2. With the realignment of IPS this past year, I wondered about sports. All of the usual high school varsity sports are offered. Did I mention the great new gym and recently-lighted football field?
 
3. Madeline emphasized how approachable her teachers have been.
 
4. All students, regardless of which program they follow, attend homeroom together where they bond.
 
5. Each grade meets with principal Shane O’Day each month as a group.
 
6. Special programs have been proving popular: a Purdue-bound arrangement, and an Ernst and Young program.
 
7. The students I ran into in the front office, at the door, in the halls, were all polite and friendly. The halls were quiet while classes were being conducted.
 
8. The historic building, renovated several times, was clean, well-maintained, and orderly.
 
9. In a previous SHS incarnation, dozens of Hoosier Group paintings (T.C. Steele, William Forsyth, etc.) were used to hang in the third-floor gallery. Today, I spotted a large Forsyth and a few others by other artists. The remainder of the collection went to the Indiana Historical Society back in the 1980s.
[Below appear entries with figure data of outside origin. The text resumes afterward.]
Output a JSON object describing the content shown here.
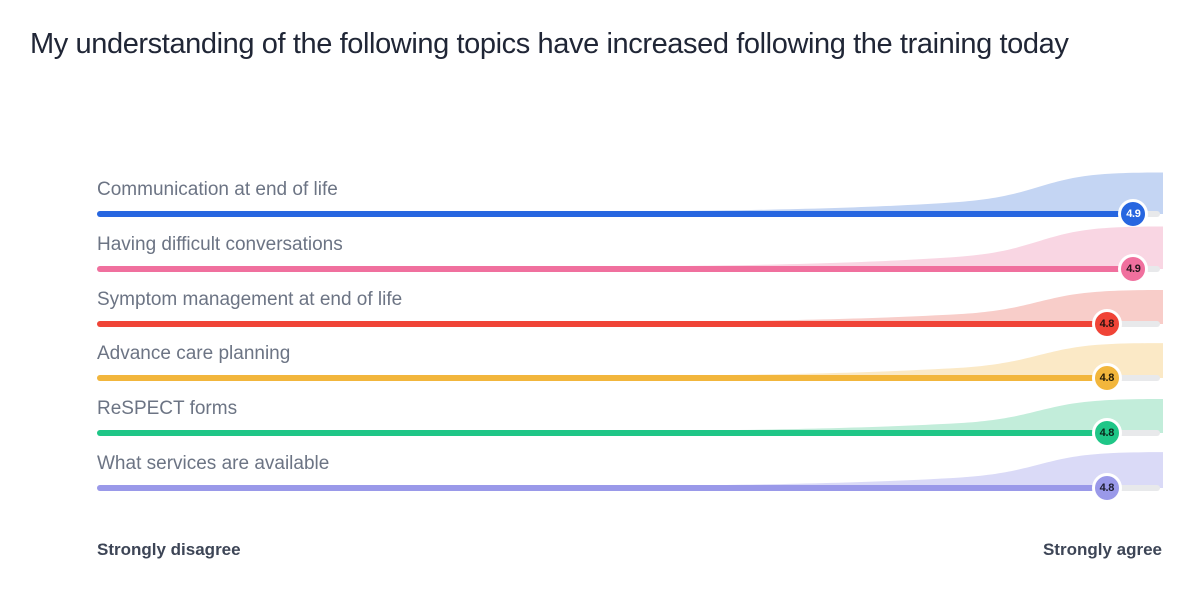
{
  "title": "My understanding of the following topics have increased following the training today",
  "axis": {
    "left_label": "Strongly disagree",
    "right_label": "Strongly agree"
  },
  "chart_data": {
    "type": "area",
    "subtype": "rating-scale-averages-with-distribution-ridges",
    "title": "My understanding of the following topics have increased following the training today",
    "scale": {
      "min": 1,
      "max": 5,
      "min_label": "Strongly disagree",
      "max_label": "Strongly agree"
    },
    "categories": [
      "Communication at end of life",
      "Having difficult conversations",
      "Symptom management at end of life",
      "Advance care planning",
      "ReSPECT forms",
      "What services are available"
    ],
    "values": [
      4.9,
      4.9,
      4.8,
      4.8,
      4.8,
      4.8
    ],
    "grid": false,
    "legend": false,
    "rows": [
      {
        "label": "Communication at end of life",
        "value": 4.9,
        "display_value": "4.9",
        "line_color": "#2766e0",
        "ridge_color": "#c4d5f3",
        "value_text_color": "#ffffff",
        "ridge_height": 44
      },
      {
        "label": "Having difficult conversations",
        "value": 4.9,
        "display_value": "4.9",
        "line_color": "#f0709e",
        "ridge_color": "#f9d6e3",
        "value_text_color": "#26161d",
        "ridge_height": 45
      },
      {
        "label": "Symptom management at end of life",
        "value": 4.8,
        "display_value": "4.8",
        "line_color": "#f04437",
        "ridge_color": "#f8cdc9",
        "value_text_color": "#26120f",
        "ridge_height": 36
      },
      {
        "label": "Advance care planning",
        "value": 4.8,
        "display_value": "4.8",
        "line_color": "#f2b63c",
        "ridge_color": "#fbe9c6",
        "value_text_color": "#231a07",
        "ridge_height": 37
      },
      {
        "label": "ReSPECT forms",
        "value": 4.8,
        "display_value": "4.8",
        "line_color": "#1fc687",
        "ridge_color": "#c2edda",
        "value_text_color": "#0b2318",
        "ridge_height": 36
      },
      {
        "label": "What services are available",
        "value": 4.8,
        "display_value": "4.8",
        "line_color": "#9a99e9",
        "ridge_color": "#dadaf7",
        "value_text_color": "#1c1c30",
        "ridge_height": 38
      }
    ]
  },
  "styles": {
    "background": "#ffffff",
    "track_color": "#e8e9eb",
    "label_color": "#6c7484",
    "title_color": "#202636",
    "axis_label_color": "#3d4556"
  }
}
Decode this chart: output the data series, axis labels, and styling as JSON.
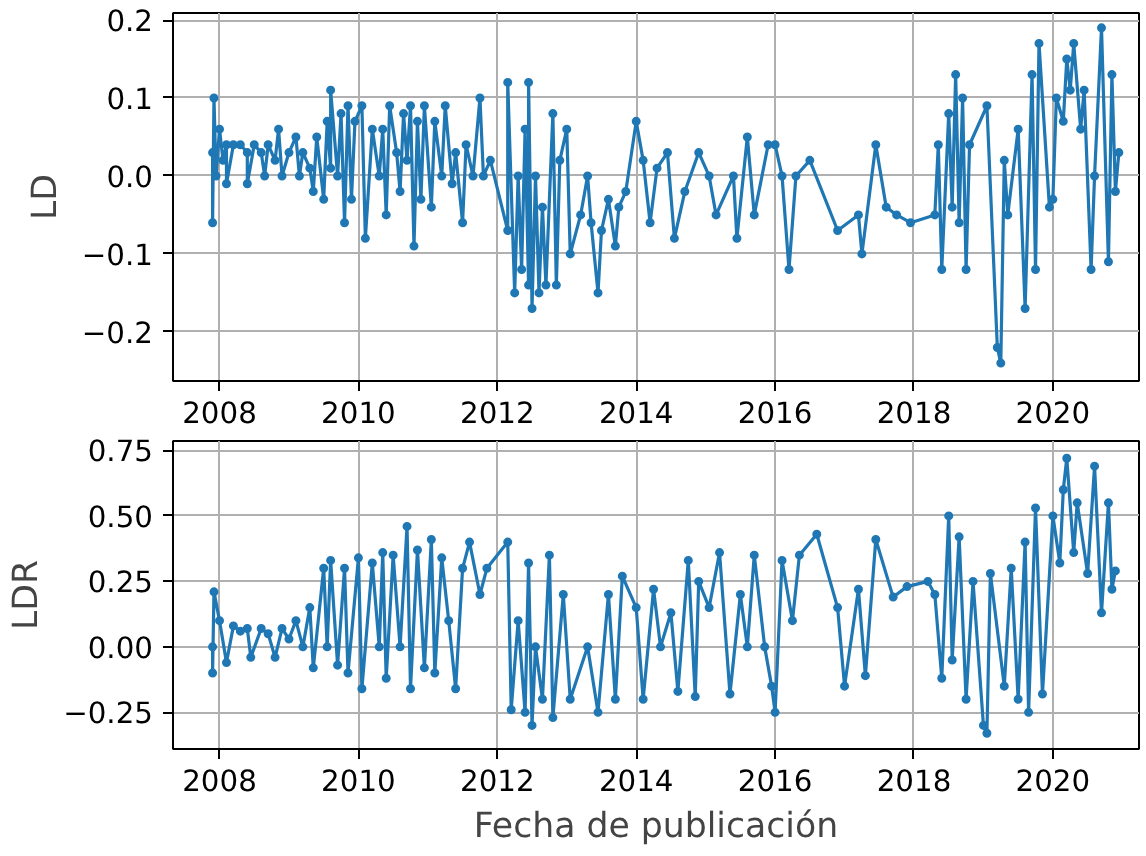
{
  "chart_data": [
    {
      "type": "line",
      "ylabel": "LD",
      "marker": "circle",
      "line_style": "solid",
      "grid": true,
      "color": "#1f77b4",
      "xlim": [
        2007.33,
        2021.24
      ],
      "ylim": [
        -0.263,
        0.209
      ],
      "xticks": [
        2008,
        2010,
        2012,
        2014,
        2016,
        2018,
        2020
      ],
      "yticks": [
        {
          "value": -0.2,
          "label": "−0.2"
        },
        {
          "value": -0.1,
          "label": "−0.1"
        },
        {
          "value": 0.0,
          "label": "0.0"
        },
        {
          "value": 0.1,
          "label": "0.1"
        },
        {
          "value": 0.2,
          "label": "0.2"
        }
      ],
      "x": [
        2007.9,
        2007.9,
        2007.92,
        2007.95,
        2008.0,
        2008.05,
        2008.1,
        2008.1,
        2008.2,
        2008.3,
        2008.4,
        2008.4,
        2008.5,
        2008.6,
        2008.65,
        2008.7,
        2008.8,
        2008.85,
        2008.9,
        2009.0,
        2009.1,
        2009.15,
        2009.2,
        2009.3,
        2009.35,
        2009.4,
        2009.5,
        2009.55,
        2009.6,
        2009.6,
        2009.7,
        2009.75,
        2009.8,
        2009.85,
        2009.9,
        2009.95,
        2010.05,
        2010.1,
        2010.2,
        2010.3,
        2010.35,
        2010.4,
        2010.45,
        2010.55,
        2010.6,
        2010.65,
        2010.7,
        2010.75,
        2010.8,
        2010.85,
        2010.9,
        2010.95,
        2011.05,
        2011.1,
        2011.2,
        2011.25,
        2011.35,
        2011.4,
        2011.5,
        2011.55,
        2011.65,
        2011.75,
        2011.8,
        2011.9,
        2012.15,
        2012.15,
        2012.25,
        2012.3,
        2012.35,
        2012.4,
        2012.45,
        2012.45,
        2012.5,
        2012.55,
        2012.6,
        2012.65,
        2012.7,
        2012.8,
        2012.85,
        2012.9,
        2013.0,
        2013.05,
        2013.2,
        2013.3,
        2013.35,
        2013.45,
        2013.5,
        2013.6,
        2013.7,
        2013.75,
        2013.85,
        2014.0,
        2014.1,
        2014.2,
        2014.3,
        2014.45,
        2014.55,
        2014.7,
        2014.9,
        2015.05,
        2015.15,
        2015.4,
        2015.45,
        2015.6,
        2015.7,
        2015.9,
        2016.0,
        2016.1,
        2016.2,
        2016.3,
        2016.5,
        2016.9,
        2017.2,
        2017.25,
        2017.45,
        2017.6,
        2017.75,
        2017.95,
        2018.3,
        2018.35,
        2018.4,
        2018.5,
        2018.55,
        2018.6,
        2018.65,
        2018.7,
        2018.75,
        2018.8,
        2019.05,
        2019.2,
        2019.25,
        2019.3,
        2019.35,
        2019.5,
        2019.6,
        2019.7,
        2019.75,
        2019.8,
        2019.95,
        2020.0,
        2020.05,
        2020.15,
        2020.2,
        2020.25,
        2020.3,
        2020.4,
        2020.45,
        2020.55,
        2020.6,
        2020.7,
        2020.8,
        2020.85,
        2020.9,
        2020.95
      ],
      "values": [
        0.03,
        -0.06,
        0.1,
        0.0,
        0.06,
        0.02,
        0.04,
        -0.01,
        0.04,
        0.04,
        0.03,
        -0.01,
        0.04,
        0.03,
        0.0,
        0.04,
        0.02,
        0.06,
        0.0,
        0.03,
        0.05,
        0.0,
        0.03,
        0.01,
        -0.02,
        0.05,
        -0.03,
        0.07,
        0.01,
        0.11,
        0.0,
        0.08,
        -0.06,
        0.09,
        -0.03,
        0.07,
        0.09,
        -0.08,
        0.06,
        0.0,
        0.06,
        -0.05,
        0.09,
        0.03,
        -0.02,
        0.08,
        0.02,
        0.09,
        -0.09,
        0.07,
        -0.03,
        0.09,
        -0.04,
        0.07,
        0.0,
        0.09,
        -0.01,
        0.03,
        -0.06,
        0.04,
        0.0,
        0.1,
        0.0,
        0.02,
        -0.07,
        0.12,
        -0.15,
        0.0,
        -0.12,
        0.06,
        -0.14,
        0.12,
        -0.17,
        0.0,
        -0.15,
        -0.04,
        -0.14,
        0.08,
        -0.14,
        0.02,
        0.06,
        -0.1,
        -0.05,
        0.0,
        -0.06,
        -0.15,
        -0.07,
        -0.03,
        -0.09,
        -0.04,
        -0.02,
        0.07,
        0.02,
        -0.06,
        0.01,
        0.03,
        -0.08,
        -0.02,
        0.03,
        0.0,
        -0.05,
        0.0,
        -0.08,
        0.05,
        -0.05,
        0.04,
        0.04,
        0.0,
        -0.12,
        0.0,
        0.02,
        -0.07,
        -0.05,
        -0.1,
        0.04,
        -0.04,
        -0.05,
        -0.06,
        -0.05,
        0.04,
        -0.12,
        0.08,
        -0.04,
        0.13,
        -0.06,
        0.1,
        -0.12,
        0.04,
        0.09,
        -0.22,
        -0.24,
        0.02,
        -0.05,
        0.06,
        -0.17,
        0.13,
        -0.12,
        0.17,
        -0.04,
        -0.03,
        0.1,
        0.07,
        0.15,
        0.11,
        0.17,
        0.06,
        0.11,
        -0.12,
        0.0,
        0.19,
        -0.11,
        0.13,
        -0.02,
        0.03
      ]
    },
    {
      "type": "line",
      "ylabel": "LDR",
      "xlabel": "Fecha de publicación",
      "marker": "circle",
      "line_style": "solid",
      "grid": true,
      "color": "#1f77b4",
      "xlim": [
        2007.33,
        2021.24
      ],
      "ylim": [
        -0.39,
        0.786
      ],
      "xticks": [
        2008,
        2010,
        2012,
        2014,
        2016,
        2018,
        2020
      ],
      "yticks": [
        {
          "value": -0.25,
          "label": "−0.25"
        },
        {
          "value": 0.0,
          "label": "0.00"
        },
        {
          "value": 0.25,
          "label": "0.25"
        },
        {
          "value": 0.5,
          "label": "0.50"
        },
        {
          "value": 0.75,
          "label": "0.75"
        }
      ],
      "x": [
        2007.9,
        2007.9,
        2007.92,
        2008.0,
        2008.1,
        2008.2,
        2008.3,
        2008.4,
        2008.45,
        2008.6,
        2008.7,
        2008.8,
        2008.9,
        2009.0,
        2009.1,
        2009.2,
        2009.3,
        2009.35,
        2009.5,
        2009.55,
        2009.6,
        2009.7,
        2009.8,
        2009.85,
        2010.0,
        2010.05,
        2010.2,
        2010.3,
        2010.35,
        2010.4,
        2010.5,
        2010.6,
        2010.7,
        2010.75,
        2010.85,
        2010.95,
        2011.05,
        2011.1,
        2011.2,
        2011.3,
        2011.4,
        2011.5,
        2011.6,
        2011.75,
        2011.85,
        2012.15,
        2012.2,
        2012.3,
        2012.4,
        2012.45,
        2012.5,
        2012.55,
        2012.65,
        2012.75,
        2012.8,
        2012.95,
        2013.05,
        2013.3,
        2013.45,
        2013.6,
        2013.7,
        2013.8,
        2014.0,
        2014.1,
        2014.25,
        2014.35,
        2014.5,
        2014.6,
        2014.75,
        2014.85,
        2014.9,
        2015.05,
        2015.2,
        2015.35,
        2015.5,
        2015.6,
        2015.7,
        2015.85,
        2015.95,
        2016.0,
        2016.1,
        2016.25,
        2016.35,
        2016.6,
        2016.9,
        2017.0,
        2017.2,
        2017.3,
        2017.45,
        2017.7,
        2017.9,
        2018.2,
        2018.3,
        2018.4,
        2018.5,
        2018.55,
        2018.65,
        2018.75,
        2018.85,
        2019.0,
        2019.05,
        2019.1,
        2019.3,
        2019.4,
        2019.5,
        2019.6,
        2019.65,
        2019.75,
        2019.85,
        2020.0,
        2020.1,
        2020.15,
        2020.2,
        2020.3,
        2020.35,
        2020.5,
        2020.6,
        2020.7,
        2020.8,
        2020.85,
        2020.9
      ],
      "values": [
        0.0,
        -0.1,
        0.21,
        0.1,
        -0.06,
        0.08,
        0.06,
        0.07,
        -0.04,
        0.07,
        0.05,
        -0.04,
        0.07,
        0.03,
        0.1,
        0.0,
        0.15,
        -0.08,
        0.3,
        0.0,
        0.33,
        -0.07,
        0.3,
        -0.1,
        0.34,
        -0.16,
        0.32,
        0.0,
        0.36,
        -0.12,
        0.35,
        0.0,
        0.46,
        -0.16,
        0.37,
        -0.08,
        0.41,
        -0.1,
        0.34,
        0.1,
        -0.16,
        0.3,
        0.4,
        0.2,
        0.3,
        0.4,
        -0.24,
        0.1,
        -0.25,
        0.32,
        -0.3,
        0.0,
        -0.2,
        0.35,
        -0.27,
        0.2,
        -0.2,
        0.0,
        -0.25,
        0.2,
        -0.2,
        0.27,
        0.15,
        -0.2,
        0.22,
        0.0,
        0.13,
        -0.17,
        0.33,
        -0.19,
        0.25,
        0.15,
        0.36,
        -0.18,
        0.2,
        0.0,
        0.35,
        0.0,
        -0.15,
        -0.25,
        0.33,
        0.1,
        0.35,
        0.43,
        0.15,
        -0.15,
        0.22,
        -0.11,
        0.41,
        0.19,
        0.23,
        0.25,
        0.2,
        -0.12,
        0.5,
        -0.05,
        0.42,
        -0.2,
        0.25,
        -0.3,
        -0.33,
        0.28,
        -0.15,
        0.3,
        -0.2,
        0.4,
        -0.25,
        0.53,
        -0.18,
        0.5,
        0.32,
        0.6,
        0.72,
        0.36,
        0.55,
        0.28,
        0.69,
        0.13,
        0.55,
        0.22,
        0.29
      ]
    }
  ]
}
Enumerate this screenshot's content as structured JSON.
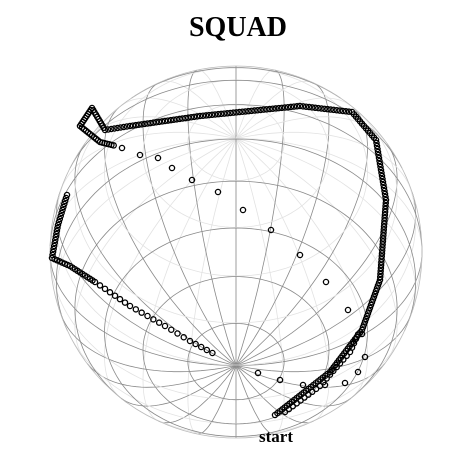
{
  "header": {
    "title": "SQUAD"
  },
  "annotations": {
    "start": "start"
  }
}
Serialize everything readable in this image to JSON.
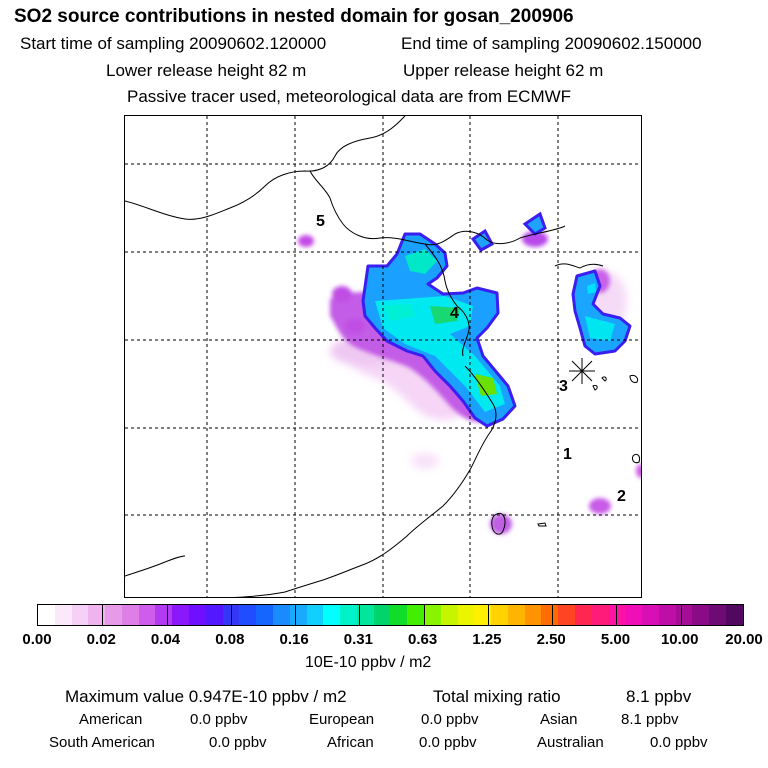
{
  "header": {
    "title": "SO2 source contributions in nested domain for gosan_200906",
    "start_label": "Start time of sampling 20090602.120000",
    "end_label": "End time of sampling 20090602.150000",
    "lower_label": "Lower release height   82 m",
    "upper_label": "Upper release height   62 m",
    "tracer_note": "Passive tracer used, meteorological data are from ECMWF"
  },
  "map": {
    "region_labels": [
      "1",
      "2",
      "3",
      "4",
      "5"
    ],
    "site_marker": "asterisk-icon"
  },
  "colorbar": {
    "ticks": [
      "0.00",
      "0.02",
      "0.04",
      "0.08",
      "0.16",
      "0.31",
      "0.63",
      "1.25",
      "2.50",
      "5.00",
      "10.00",
      "20.00"
    ],
    "units": "10E-10 ppbv / m2",
    "colors": [
      "#ffffff",
      "#fbe9fb",
      "#f6d0f6",
      "#efb3f0",
      "#e69be8",
      "#dd7fe6",
      "#cf5cea",
      "#b23bf2",
      "#8b18fb",
      "#6e10ff",
      "#5318ff",
      "#3438f6",
      "#1f4dff",
      "#1466ff",
      "#1b8cff",
      "#17aaff",
      "#11cfff",
      "#00ffff",
      "#00f2c8",
      "#00e69c",
      "#00d46b",
      "#0fdd2a",
      "#44ee00",
      "#88f400",
      "#c5f600",
      "#ecf400",
      "#fff000",
      "#ffd200",
      "#ffb400",
      "#ff9400",
      "#ff6c00",
      "#ff4424",
      "#ff2650",
      "#ff1b7a",
      "#ff12a5",
      "#f00fb6",
      "#d80fb4",
      "#bf0ea8",
      "#a50d97",
      "#8a0b85",
      "#6e0a73",
      "#520860"
    ]
  },
  "stats": {
    "max_label": "Maximum value  0.947E-10 ppbv / m2",
    "total_label": "Total mixing ratio",
    "total_value": "8.1 ppbv",
    "american_label": "American",
    "american_value": "0.0 ppbv",
    "european_label": "European",
    "european_value": "0.0 ppbv",
    "asian_label": "Asian",
    "asian_value": "8.1 ppbv",
    "south_american_label": "South American",
    "south_american_value": "0.0 ppbv",
    "african_label": "African",
    "african_value": "0.0 ppbv",
    "australian_label": "Australian",
    "australian_value": "0.0 ppbv"
  }
}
Madeline says that they are trying to arrange for a few of them to return
 
10. The school seems to be “gelling” very well. Given the incoming students from IPS high schools that closed last year, as well as the addition of new programs to the IB program, there was understandable concern that the school would become Balkanized. Teams and clubs made a point of including students from all constituencies and this seems to have worked well.
 
11. As I left the marble-floored entry to the outside, I ran into a parent who had recently enrolled his child. They had recently arrived from the devastation of Puerto Rico. He reported that he had been very happy with what he found at Shortridge.
 
If all of this seems a bit too idyllic, I understand.
 
I admit to being predisposed to wanting Shortridge to succeed, given my Butler-Tarkington background and my many friends and family who have attended in the past. And my visit was only for 1 ½ hour. And my guide was a highly-motivated student body president. And no high school exists without angst-ridden teenagers. And it’s impossible to have an entire faculty of teachers of the year.
 
But it was clear that Madeline was transparent and sincere.
 
And teachers and students were smiling, even in the JROTC class.